Intolerable Cruelty (2003)
★★ / ★★★★

Joel Coen directs this story about a gold-digger (Catherine Zeta-Jones) and a divorce lawyer’s (George Clooney) mind games. The two seemingly like each other despite their bickering but it is really difficult to define their relationship because they always have something up their sleeves (sometimes with the aid of lucky coincidences). I did enjoy the first half of this picture because it was silly and it embraced its screwball nature. However, somewhere in the second half, I grew tired of it mainly because the once astute two lead characters became simple caricatures not worth liking. I kept trying to convince myself there was something more about them other than their scamming ways but I was disappointed that there wasn’t. I know that the Coen brothers have a proclivity for irony but there is such a thing as too much irony. This film is a fine example of the latter so it became convoluted instead of focused, smug instead of welcoming, unfunny instead of dryly funny. I did, however, enjoy the supporting actors such as Cedric the Entertainer, Edward Herrmann, Richard Jenkins, Billy Bob Thornton and Geoffrey Rush.
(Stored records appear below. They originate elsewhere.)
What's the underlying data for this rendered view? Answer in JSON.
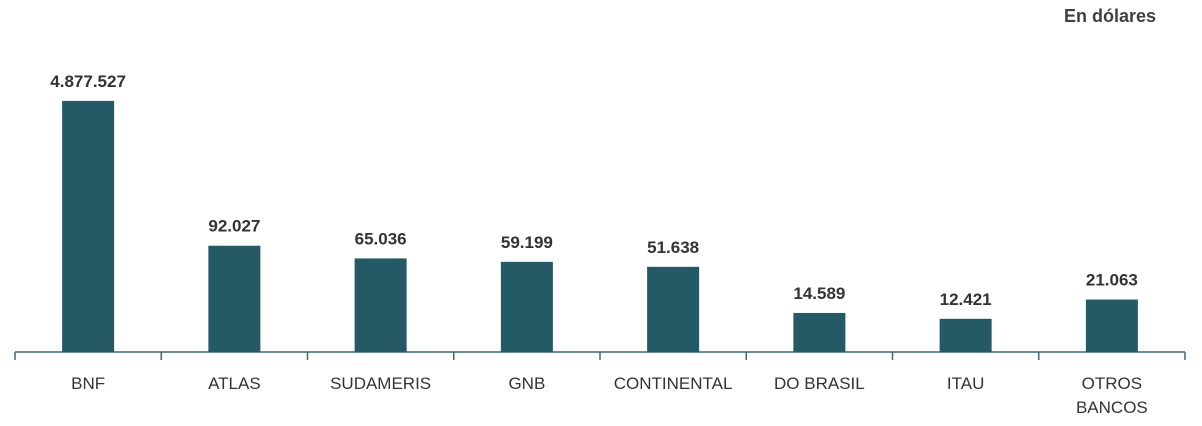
{
  "chart_data": {
    "type": "bar",
    "annotation": "En dólares",
    "categories": [
      "BNF",
      "ATLAS",
      "SUDAMERIS",
      "GNB",
      "CONTINENTAL",
      "DO BRASIL",
      "ITAU",
      "OTROS BANCOS"
    ],
    "values": [
      4877527,
      92027,
      65036,
      59199,
      51638,
      14589,
      12421,
      21063
    ],
    "value_labels": [
      "4.877.527",
      "92.027",
      "65.036",
      "59.199",
      "51.638",
      "14.589",
      "12.421",
      "21.063"
    ],
    "color": "#245a66",
    "log_scale": true,
    "ylim": [
      5000,
      5000000
    ]
  }
}
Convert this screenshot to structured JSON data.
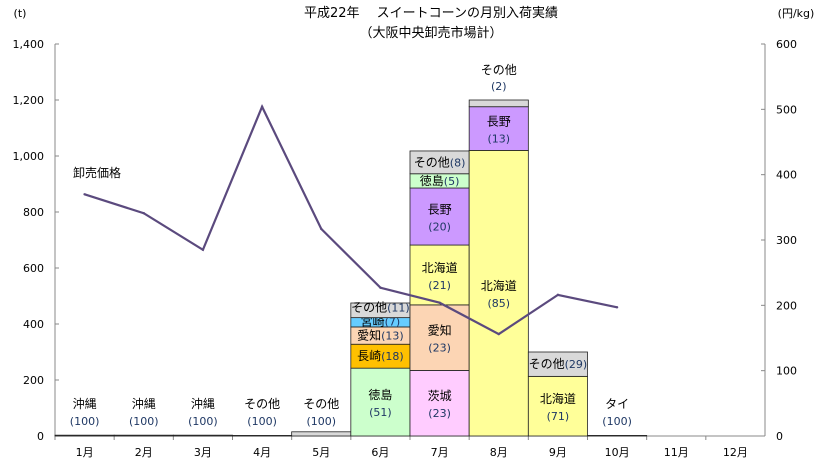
{
  "chart_data": {
    "type": "bar",
    "title": "平成22年　 スイートコーンの月別入荷実績",
    "subtitle": "（大阪中央卸売市場計）",
    "ylabel": "(t)",
    "y2label": "(円/kg)",
    "ylim": [
      0,
      1400
    ],
    "y2lim": [
      0,
      600
    ],
    "yticks": [
      "0",
      "200",
      "400",
      "600",
      "800",
      "1,000",
      "1,200",
      "1,400"
    ],
    "y2ticks": [
      "0",
      "100",
      "200",
      "300",
      "400",
      "500",
      "600"
    ],
    "categories": [
      "1月",
      "2月",
      "3月",
      "4月",
      "5月",
      "6月",
      "7月",
      "8月",
      "9月",
      "10月",
      "11月",
      "12月"
    ],
    "grid": false,
    "totals_t": [
      3,
      3,
      3,
      2,
      15,
      475,
      1018,
      1200,
      300,
      2,
      0,
      0
    ],
    "stacks": [
      [
        {
          "name": "沖縄",
          "share": "(100)",
          "pct": 100,
          "color": "#d9d9d9"
        }
      ],
      [
        {
          "name": "沖縄",
          "share": "(100)",
          "pct": 100,
          "color": "#d9d9d9"
        }
      ],
      [
        {
          "name": "沖縄",
          "share": "(100)",
          "pct": 100,
          "color": "#d9d9d9"
        }
      ],
      [
        {
          "name": "その他",
          "share": "(100)",
          "pct": 100,
          "color": "#d9d9d9"
        }
      ],
      [
        {
          "name": "その他",
          "share": "(100)",
          "pct": 100,
          "color": "#d9d9d9"
        }
      ],
      [
        {
          "name": "徳島",
          "share": "(51)",
          "pct": 51,
          "color": "#ccffcc"
        },
        {
          "name": "長崎",
          "share": "(18)",
          "pct": 18,
          "color": "#ffc000"
        },
        {
          "name": "愛知",
          "share": "(13)",
          "pct": 13,
          "color": "#fcd5b4"
        },
        {
          "name": "宮崎",
          "share": "(7)",
          "pct": 7,
          "color": "#66ccff"
        },
        {
          "name": "その他",
          "share": "(11)",
          "pct": 11,
          "color": "#d9d9d9"
        }
      ],
      [
        {
          "name": "茨城",
          "share": "(23)",
          "pct": 23,
          "color": "#ffccff"
        },
        {
          "name": "愛知",
          "share": "(23)",
          "pct": 23,
          "color": "#fcd5b4"
        },
        {
          "name": "北海道",
          "share": "(21)",
          "pct": 21,
          "color": "#ffff99"
        },
        {
          "name": "長野",
          "share": "(20)",
          "pct": 20,
          "color": "#cc99ff"
        },
        {
          "name": "徳島",
          "share": "(5)",
          "pct": 5,
          "color": "#ccffcc"
        },
        {
          "name": "その他",
          "share": "(8)",
          "pct": 8,
          "color": "#d9d9d9"
        }
      ],
      [
        {
          "name": "北海道",
          "share": "(85)",
          "pct": 85,
          "color": "#ffff99"
        },
        {
          "name": "長野",
          "share": "(13)",
          "pct": 13,
          "color": "#cc99ff"
        },
        {
          "name": "その他",
          "share": "(2)",
          "pct": 2,
          "color": "#d9d9d9"
        }
      ],
      [
        {
          "name": "北海道",
          "share": "(71)",
          "pct": 71,
          "color": "#ffff99"
        },
        {
          "name": "その他",
          "share": "(29)",
          "pct": 29,
          "color": "#d9d9d9"
        }
      ],
      [
        {
          "name": "タイ",
          "share": "(100)",
          "pct": 100,
          "color": "#d9d9d9"
        }
      ],
      [],
      []
    ],
    "price_series": {
      "name": "卸売価格",
      "axis": "right",
      "color": "#5b4a7e",
      "values": [
        370,
        341,
        285,
        504,
        317,
        227,
        204,
        156,
        216,
        197,
        null,
        null
      ]
    }
  }
}
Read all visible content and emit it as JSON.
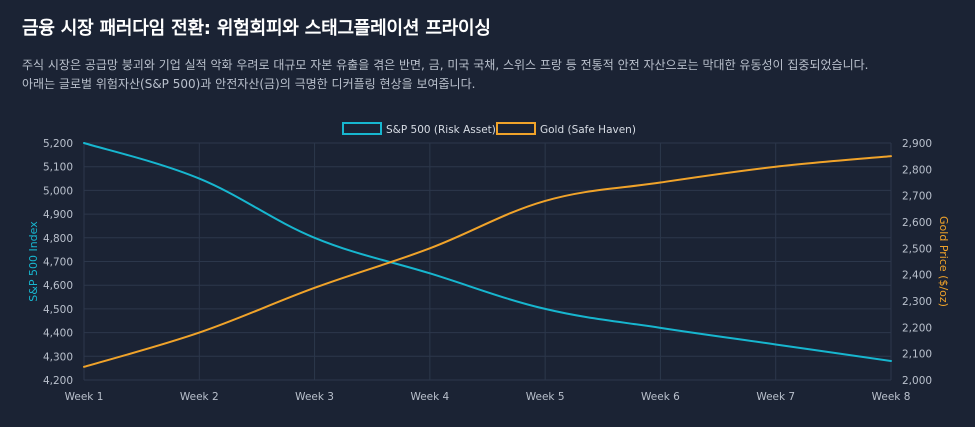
{
  "header": {
    "title": "금융 시장 패러다임 전환: 위험회피와 스태그플레이션 프라이싱",
    "subtitle": "주식 시장은 공급망 붕괴와 기업 실적 악화 우려로 대규모 자본 유출을 겪은 반면, 금, 미국 국채, 스위스 프랑 등 전통적 안전 자산으로는 막대한 유동성이 집중되었습니다. 아래는 글로벌 위험자산(S&P 500)과 안전자산(금)의 극명한 디커플링 현상을 보여줍니다."
  },
  "chart_data": {
    "type": "line",
    "categories": [
      "Week 1",
      "Week 2",
      "Week 3",
      "Week 4",
      "Week 5",
      "Week 6",
      "Week 7",
      "Week 8"
    ],
    "series": [
      {
        "name": "S&P 500 (Risk Asset)",
        "axis": "left",
        "color": "#17b6cf",
        "values": [
          5200,
          5050,
          4800,
          4650,
          4500,
          4420,
          4350,
          4280
        ]
      },
      {
        "name": "Gold (Safe Haven)",
        "axis": "right",
        "color": "#f0a32a",
        "values": [
          2050,
          2180,
          2350,
          2500,
          2680,
          2750,
          2810,
          2850
        ]
      }
    ],
    "y_left": {
      "label": "S&P 500 Index",
      "min": 4200,
      "max": 5200,
      "ticks": [
        "4,200",
        "4,300",
        "4,400",
        "4,500",
        "4,600",
        "4,700",
        "4,800",
        "4,900",
        "5,000",
        "5,100",
        "5,200"
      ]
    },
    "y_right": {
      "label": "Gold Price ($/oz)",
      "min": 2000,
      "max": 2900,
      "ticks": [
        "2,000",
        "2,100",
        "2,200",
        "2,300",
        "2,400",
        "2,500",
        "2,600",
        "2,700",
        "2,800",
        "2,900"
      ]
    },
    "legend": "top-center",
    "grid": true
  }
}
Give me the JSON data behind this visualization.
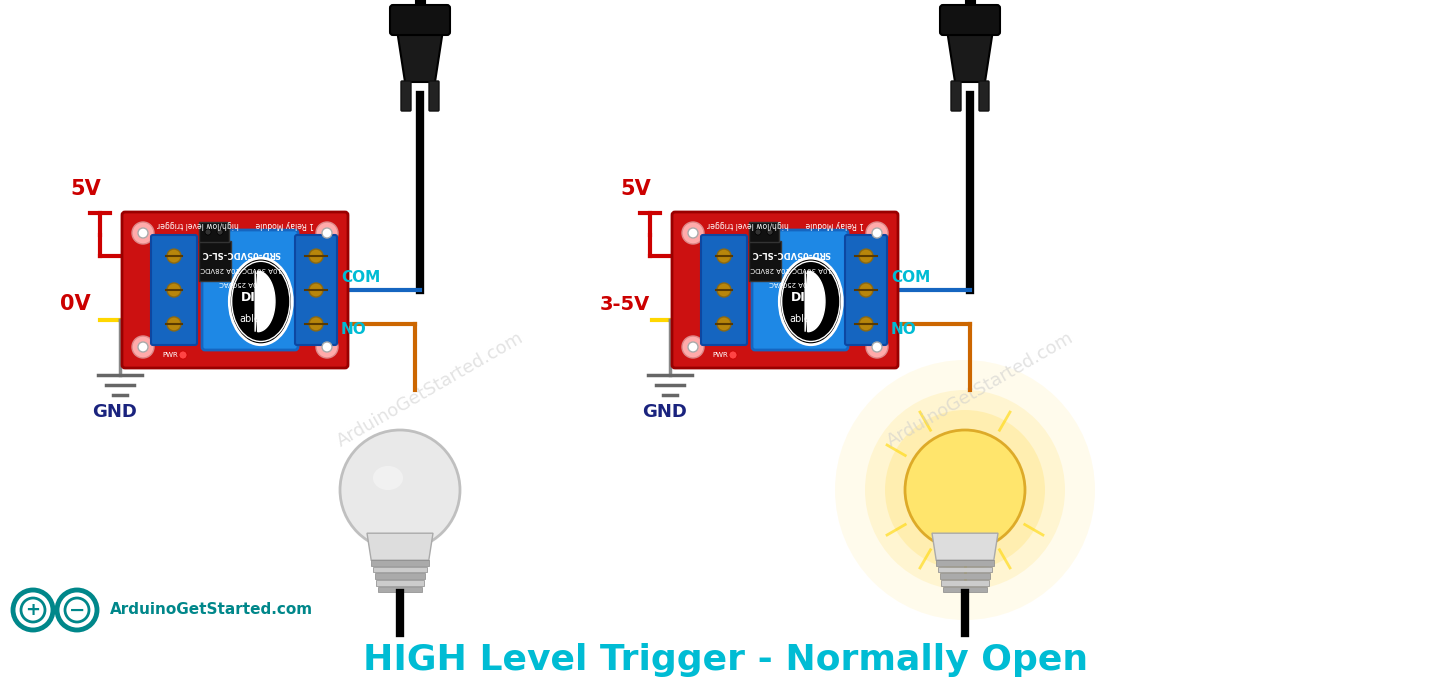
{
  "title": "HIGH Level Trigger - Normally Open",
  "title_color": "#00BCD4",
  "title_fontsize": 26,
  "title_fontweight": "bold",
  "background_color": "#FFFFFF",
  "fig_width": 14.52,
  "fig_height": 6.99,
  "watermark_text": "ArduinoGetStarted.com",
  "watermark_color": "#C0C0C0",
  "left_diagram": {
    "label_5v": "5V",
    "label_5v_color": "#CC0000",
    "label_0v": "0V",
    "label_0v_color": "#CC0000",
    "label_gnd": "GND",
    "label_gnd_color": "#1a237e",
    "label_com": "COM",
    "label_com_color": "#00BCD4",
    "label_no": "NO",
    "label_no_color": "#00BCD4"
  },
  "right_diagram": {
    "label_5v": "5V",
    "label_5v_color": "#CC0000",
    "label_3_5v": "3-5V",
    "label_3_5v_color": "#CC0000",
    "label_gnd": "GND",
    "label_gnd_color": "#1a237e",
    "label_com": "COM",
    "label_com_color": "#00BCD4",
    "label_no": "NO",
    "label_no_color": "#00BCD4"
  },
  "arduino_logo_color": "#00878A",
  "arduino_text": "ArduinoGetStarted.com"
}
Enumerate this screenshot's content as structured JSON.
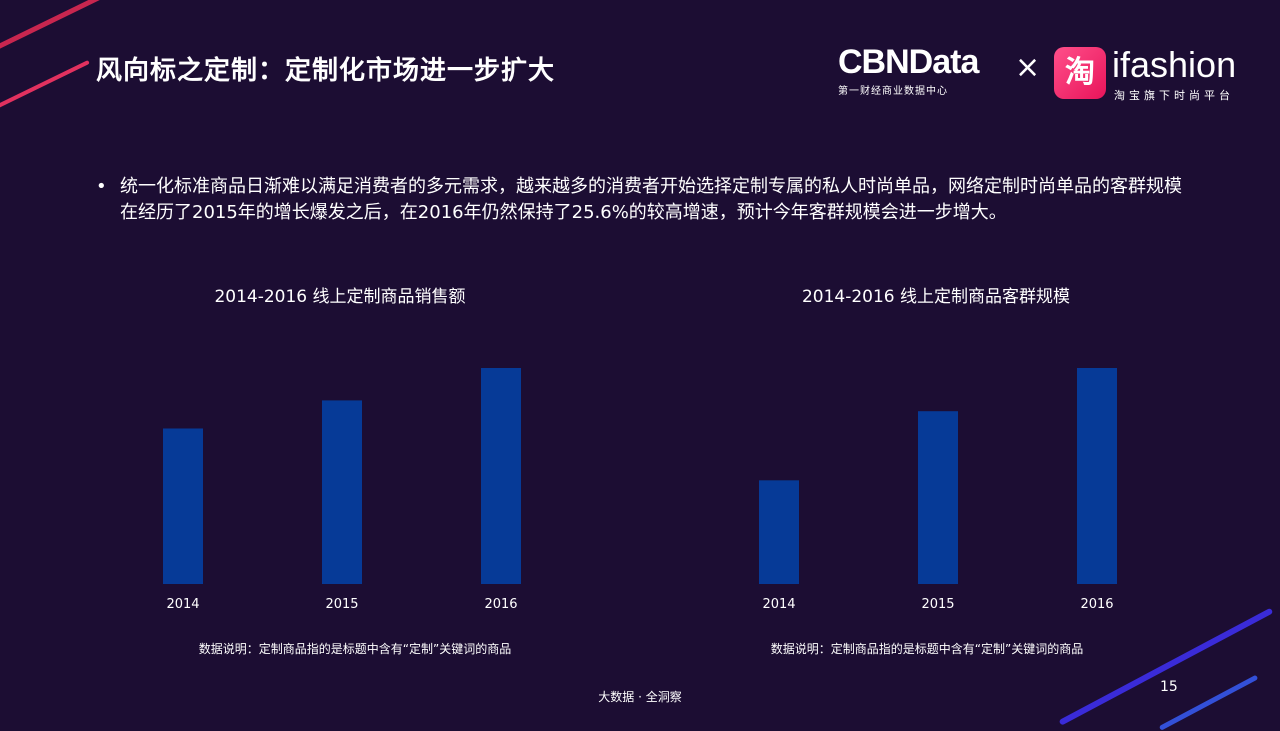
{
  "slide": {
    "title": "风向标之定制：定制化市场进一步扩大",
    "bullet": "统一化标准商品日渐难以满足消费者的多元需求，越来越多的消费者开始选择定制专属的私人时尚单品，网络定制时尚单品的客群规模在经历了2015年的增长爆发之后，在2016年仍然保持了25.6%的较高增速，预计今年客群规模会进一步增大。",
    "footer": "大数据 · 全洞察",
    "page_number": "15"
  },
  "logos": {
    "cbndata": "CBNData",
    "cbndata_sub": "第一财经商业数据中心",
    "times": "×",
    "taobao_char": "淘",
    "ifashion": "ifashion",
    "ifashion_sub": "淘宝旗下时尚平台"
  },
  "colors": {
    "background": "#1c0d33",
    "bar": "#063a97",
    "accent_pink": "#e2315f",
    "accent_blue": "#1d3fb0"
  },
  "chart_data": [
    {
      "type": "bar",
      "title": "2014-2016  线上定制商品销售额",
      "categories": [
        "2014",
        "2015",
        "2016"
      ],
      "values": [
        0.72,
        0.85,
        1.0
      ],
      "note": "数据说明：定制商品指的是标题中含有“定制”关键词的商品"
    },
    {
      "type": "bar",
      "title": "2014-2016  线上定制商品客群规模",
      "categories": [
        "2014",
        "2015",
        "2016"
      ],
      "values": [
        0.48,
        0.8,
        1.0
      ],
      "note": "数据说明：定制商品指的是标题中含有“定制”关键词的商品"
    }
  ]
}
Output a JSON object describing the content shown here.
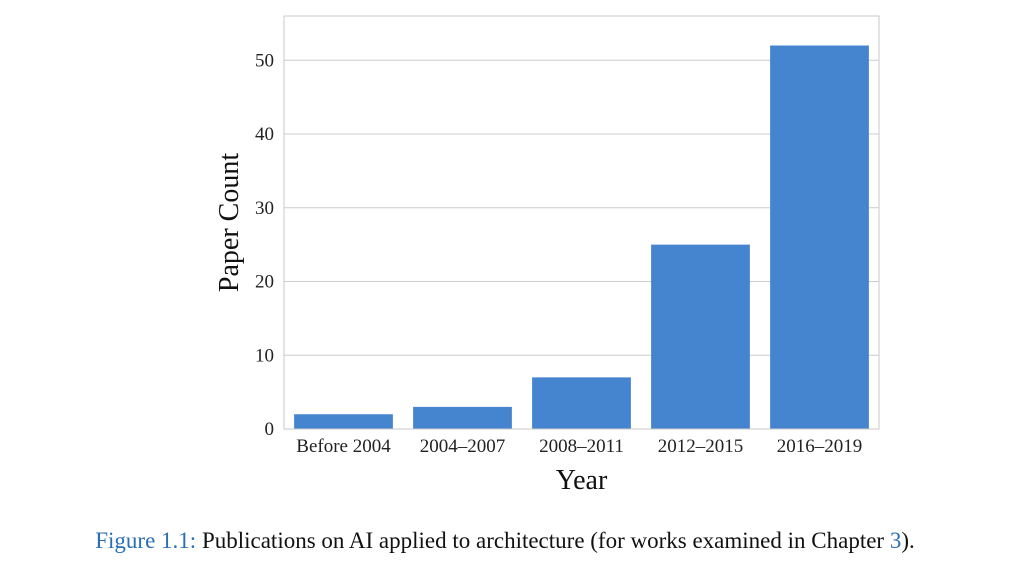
{
  "chart_data": {
    "type": "bar",
    "categories": [
      "Before 2004",
      "2004–2007",
      "2008–2011",
      "2012–2015",
      "2016–2019"
    ],
    "values": [
      2,
      3,
      7,
      25,
      52
    ],
    "xlabel": "Year",
    "ylabel": "Paper Count",
    "ylim": [
      0,
      56
    ],
    "yticks": [
      "0",
      "10",
      "20",
      "30",
      "40",
      "50"
    ],
    "grid": true,
    "bar_color": "#4584cf",
    "grid_color": "#cccccc"
  },
  "caption": {
    "label": "Figure 1.1:",
    "text_before": " Publications on AI applied to architecture (for works examined in Chapter ",
    "ref": "3",
    "text_after": ")."
  }
}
But their presence alone did not save this heavy-handed movie about two bickering infantile adults who have nothing better to do than to make each other’s lives miserable. I liked Zeta-Jones and Clooney’s acting during the first half because it was easy to tell that they were having fun with their characters. However, in the second half, I believe they crossed the line between being funny and trying too hard to be funny but actually failing at it. In the end, I wondered what happened to the power the Coen brothers usually had in their films. But I suppose great directors have their failures as well. Don’t get me wrong, this is not a bad movie. It’s simply a mediocre product given the expectations that usually come in a Coen brothers picture. It was too quirky for its own good when it really should have been working on its substance.